Another Cup driver putting on the owners’ cap in the Busch Series is Kevin Harvick. Harvick has tapped rookie Burney Lamar to run the second entry full time for KHI in the Busch Series in 2006, with Harvick and Tony Stewart splitting seat time in the second car. Harvick has shown in the past that he has a knack for spotting talent and has put together a winning organization. Watch Lamar in 2006 as he tries to break out of the pack to make a name for himself.
What regular Busch Series driver has the best shot at beating the Cup drivers?
With Martin Truex Jr. gone to the Cup series now, which Busch Series regular will step up and win a few races for the Busch guys in 2006?
Kenny Wallace, David Green and Jason Keller are all Busch veterans that managed to earn Top 10 spots in the standings last year.
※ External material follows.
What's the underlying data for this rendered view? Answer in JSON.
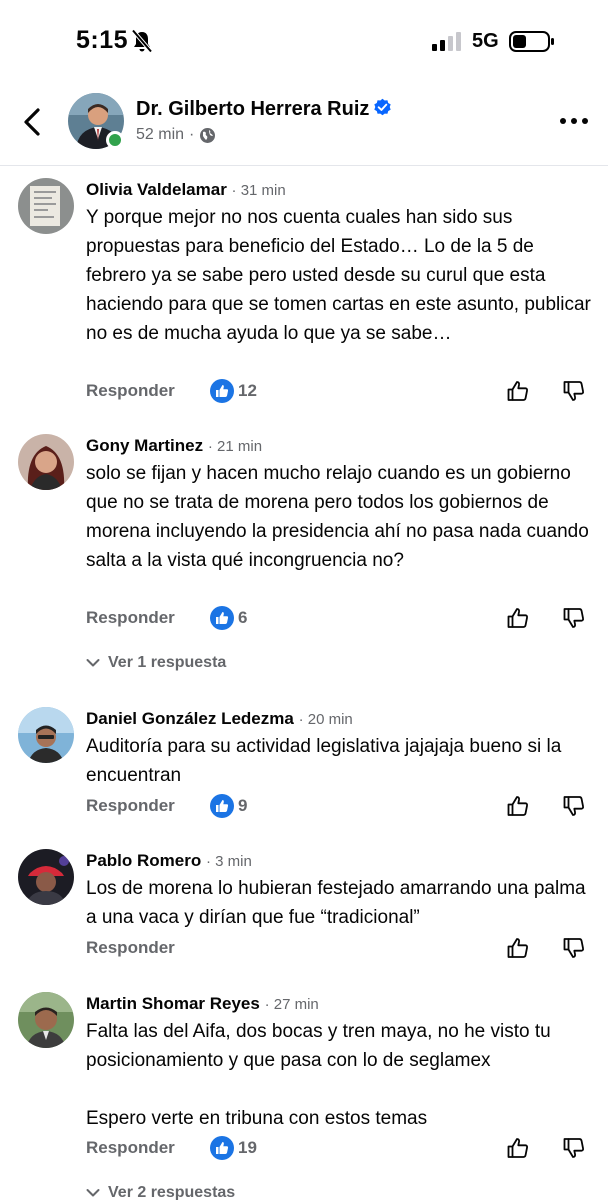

Green has championship experience and was in the thick of the point’s battle in 2003 and solid in the last two years. Wallace is starting his second season with ppc Racing, and not making another team switch in the offseason could pay off big for Herman in 2006. Keller hasn’t won since 2003, but a new ride with James Finch this year could pay dividends in the win column.
Of the three, I look for Wallace to have the better season and pick up a few more wins for the Busch regulars this year.
That wraps up all the preseason talk and armchair driving. When the cars hit the track next week at Daytona, the drivers will let the results speak for themselves, and all the answers to our questions will finally be answered. Maybe some of us media will have egg on our face, and maybe some of us will be smiling knowing we called it right. But I’ll gladly put my own ego and predictions aside as long as we have one constant on the track: great, competitive racing out of both Busch & Trucks this season.